無言でぼくらを赦す映画館の座席に身も心もうずめて、どれほどそうしていただろうか。彼女の浅い吐息はいつしか寝息に変わっていた。眠りが浅いらしい彼女を起こしてしまわないように、細心の注意を払って腕時計を傾ける。ぱちり、と微かな音を立てて二本の針が頂点に重なった。文字盤の隅で密かに切り替わる日付の表示に、ぼくは清らかな偶然を感じた。
「ぼくが君にあげられるものは何もないけれど、あるいはこの終わりの中だったらなんでもぼくのものにしてしまってもいいのかもしれない」
ほとんど吐息と変わらない囁きで、眠りに落ちた彼女に語りかける。別に言葉が届いていなくても構わない。これは馬鹿げた自己満足に過ぎないのだから。
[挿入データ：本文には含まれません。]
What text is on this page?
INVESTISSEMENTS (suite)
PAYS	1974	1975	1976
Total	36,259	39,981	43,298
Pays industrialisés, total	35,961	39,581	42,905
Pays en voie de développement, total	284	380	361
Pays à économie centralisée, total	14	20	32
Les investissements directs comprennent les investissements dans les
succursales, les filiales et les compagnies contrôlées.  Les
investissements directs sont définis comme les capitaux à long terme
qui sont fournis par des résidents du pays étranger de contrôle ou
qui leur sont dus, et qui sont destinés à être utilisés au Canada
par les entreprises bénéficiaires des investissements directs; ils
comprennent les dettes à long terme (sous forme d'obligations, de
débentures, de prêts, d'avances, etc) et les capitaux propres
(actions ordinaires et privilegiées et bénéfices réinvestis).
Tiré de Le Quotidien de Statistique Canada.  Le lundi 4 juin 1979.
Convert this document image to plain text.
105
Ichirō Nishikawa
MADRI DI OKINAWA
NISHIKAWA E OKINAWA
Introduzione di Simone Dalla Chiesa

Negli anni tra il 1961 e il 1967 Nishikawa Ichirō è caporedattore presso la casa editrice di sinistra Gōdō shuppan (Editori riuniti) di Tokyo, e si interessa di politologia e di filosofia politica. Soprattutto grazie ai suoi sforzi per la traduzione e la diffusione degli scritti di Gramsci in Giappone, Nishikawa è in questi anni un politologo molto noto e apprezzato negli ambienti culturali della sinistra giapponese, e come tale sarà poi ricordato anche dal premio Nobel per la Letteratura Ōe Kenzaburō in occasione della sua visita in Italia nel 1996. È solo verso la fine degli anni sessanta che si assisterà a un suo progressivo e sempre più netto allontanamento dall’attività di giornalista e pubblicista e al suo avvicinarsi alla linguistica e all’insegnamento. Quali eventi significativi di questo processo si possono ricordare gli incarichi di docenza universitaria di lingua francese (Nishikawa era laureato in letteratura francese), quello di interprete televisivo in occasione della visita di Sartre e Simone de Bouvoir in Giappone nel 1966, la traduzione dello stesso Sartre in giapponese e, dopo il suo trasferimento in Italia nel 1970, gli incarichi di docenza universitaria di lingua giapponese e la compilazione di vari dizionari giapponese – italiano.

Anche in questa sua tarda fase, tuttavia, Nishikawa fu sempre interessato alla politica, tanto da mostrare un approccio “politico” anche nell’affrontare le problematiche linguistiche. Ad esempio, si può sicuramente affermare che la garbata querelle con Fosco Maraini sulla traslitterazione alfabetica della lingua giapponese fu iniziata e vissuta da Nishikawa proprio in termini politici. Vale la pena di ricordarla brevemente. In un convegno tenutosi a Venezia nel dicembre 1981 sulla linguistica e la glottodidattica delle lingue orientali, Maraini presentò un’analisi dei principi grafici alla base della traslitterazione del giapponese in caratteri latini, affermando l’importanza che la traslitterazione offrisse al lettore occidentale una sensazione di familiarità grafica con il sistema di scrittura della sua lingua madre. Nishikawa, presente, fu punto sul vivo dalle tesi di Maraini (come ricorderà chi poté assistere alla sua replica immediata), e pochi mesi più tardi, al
「君が映画館が好きだというから、ぼくはこの映画館を君にあげるよ。今後一切、この映画館に関してぼくが所有権を主張することはない、約束する」
我ながらつまらないことを言っているなと思う。それでもこんな世界でも、たった一人だけでも、彼女という存在を大切に思っているぼくがいることをちゃんと言葉にしておきたかったのだ。
「誕生日おめでとう。同い年だ」
十七年と二分目の人生を生きる彼女の寝息が、彼女のものになった映画館の空気に溶け込んだ。